A federal judge has temporarily suspended the execution of two inmates planned for this month in Texas, saying the state has hidden information about the supplier of the drugs to be used in the lethal injections.
The decision is part of a series of recent court rulings that have mandated states to release information about drugs used for lethal injection, saying that keeping the information secret violates due process protections of the U.S. Constitution.
"While the state has provided plaintiffs information about the process by which they will be executed, it has masked information about the product that will kill them," U.S. District Judge Vanessa Gilmore wrote in Houston in a temporary injunction issued on Wednesday.
Gilmore called on the state to disclose, under seal, information regarding its execution drug.
Several states have struggled to obtain drugs for executions, while many pharmaceutical companies, mostly in Europe, have imposed sales bans because they object to having medications made for other purposes used in lethal injections.
The injunction applies to inmates Tommy Lynn Sells, set to be executed on Thursday for the murder of a 13-year-old girl, and Ramiro Hernandez whose execution was set for April 9 for a rape and murder that took place in 1997.
Texas, which has executed more prisoners than any other state since the U.S. Supreme Court reinstated the death penalty in 1976, said last month it had obtained a new batch of the sedative pentobarbital, without saying where the drug it uses for executions had come from.
A Texas state judge ordered the department of corrections on March 27 to disclose the name of the supplier of drugs used in executions.
Texas prison officials have so far refused, saying they want the supplier to remain secret to protect it from possible harm. That prompted lawyers for the two inmates to take the case to federal court.
Texas immediately appealed Wednesday's federal injunction to the U.S. Court of Appeals for the 5th Circuit, which last week ruled that Louisiana had to reveal to inmates on death row the content and maker of drugs used in lethal injections.
In neighboring Oklahoma, attorneys for two men scheduled to be put to death this month will request a stay of execution, arguing that the state is not abiding by a court ruling compelling it to provide information about lethal injection drugs.

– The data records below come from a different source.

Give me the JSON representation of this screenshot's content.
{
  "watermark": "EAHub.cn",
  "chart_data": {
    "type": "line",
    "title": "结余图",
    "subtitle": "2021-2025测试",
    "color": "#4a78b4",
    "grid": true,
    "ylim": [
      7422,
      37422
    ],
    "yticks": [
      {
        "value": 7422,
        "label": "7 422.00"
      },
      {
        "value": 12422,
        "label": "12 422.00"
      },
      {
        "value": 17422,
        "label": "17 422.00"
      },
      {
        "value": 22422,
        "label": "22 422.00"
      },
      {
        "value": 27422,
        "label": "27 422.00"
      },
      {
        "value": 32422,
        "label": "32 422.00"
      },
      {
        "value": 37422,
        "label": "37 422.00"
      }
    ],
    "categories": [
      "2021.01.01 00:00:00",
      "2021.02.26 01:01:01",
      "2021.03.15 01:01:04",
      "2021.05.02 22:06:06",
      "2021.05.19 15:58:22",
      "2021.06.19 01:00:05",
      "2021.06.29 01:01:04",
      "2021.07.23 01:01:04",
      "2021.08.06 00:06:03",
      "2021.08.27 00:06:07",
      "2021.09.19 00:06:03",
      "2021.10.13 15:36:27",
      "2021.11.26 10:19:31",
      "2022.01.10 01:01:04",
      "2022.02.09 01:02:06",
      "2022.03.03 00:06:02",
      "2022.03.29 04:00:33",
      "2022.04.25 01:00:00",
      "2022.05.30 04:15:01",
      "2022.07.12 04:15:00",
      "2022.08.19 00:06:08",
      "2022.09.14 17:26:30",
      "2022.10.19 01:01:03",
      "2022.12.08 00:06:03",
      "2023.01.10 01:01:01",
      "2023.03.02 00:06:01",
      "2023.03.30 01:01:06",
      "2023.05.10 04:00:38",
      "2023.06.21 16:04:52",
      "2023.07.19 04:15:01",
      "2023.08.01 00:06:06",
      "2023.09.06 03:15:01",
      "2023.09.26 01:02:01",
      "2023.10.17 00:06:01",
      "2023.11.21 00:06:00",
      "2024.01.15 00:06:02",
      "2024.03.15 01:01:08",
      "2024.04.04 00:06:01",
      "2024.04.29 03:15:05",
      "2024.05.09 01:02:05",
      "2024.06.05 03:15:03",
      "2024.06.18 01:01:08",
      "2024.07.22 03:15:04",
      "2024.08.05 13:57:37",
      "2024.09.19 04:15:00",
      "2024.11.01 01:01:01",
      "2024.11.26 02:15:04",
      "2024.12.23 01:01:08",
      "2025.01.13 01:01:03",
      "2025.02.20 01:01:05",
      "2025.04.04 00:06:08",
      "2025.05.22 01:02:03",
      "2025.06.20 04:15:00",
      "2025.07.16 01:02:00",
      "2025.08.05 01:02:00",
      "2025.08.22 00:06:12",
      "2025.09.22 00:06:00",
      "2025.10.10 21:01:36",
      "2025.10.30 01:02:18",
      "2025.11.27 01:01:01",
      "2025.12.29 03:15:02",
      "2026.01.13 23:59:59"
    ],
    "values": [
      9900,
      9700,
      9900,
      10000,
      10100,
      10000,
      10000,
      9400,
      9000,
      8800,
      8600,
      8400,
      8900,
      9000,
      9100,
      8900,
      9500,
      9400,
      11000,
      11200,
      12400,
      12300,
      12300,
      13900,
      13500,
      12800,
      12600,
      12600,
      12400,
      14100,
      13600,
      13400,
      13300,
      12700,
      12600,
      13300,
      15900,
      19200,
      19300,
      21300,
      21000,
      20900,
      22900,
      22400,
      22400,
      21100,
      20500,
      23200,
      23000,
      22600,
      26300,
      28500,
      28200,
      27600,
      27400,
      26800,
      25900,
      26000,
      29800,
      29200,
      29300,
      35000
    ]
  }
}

The lawyers will raise objections to a hastily acquired batch of chemicals Oklahoma said it obtained this week for the execution of inmates Clayton Lockett and Charles Warner.
"The new protocol raises grave concerns about its safety and efficacy," said Oklahoma attorney Madeline Cohen.
An Oklahoma judge ruled last month that the state's execution procedures were unconstitutional because it did not provide to inmates the name of the drug supplier, the combination of chemicals and the dosages used in executions.
"The lawsuit involved the confidentiality statute in Oklahoma, not about the drugs themselves," Diane Clay, a spokeswoman for the Oklahoma attorney general, wrote in an email.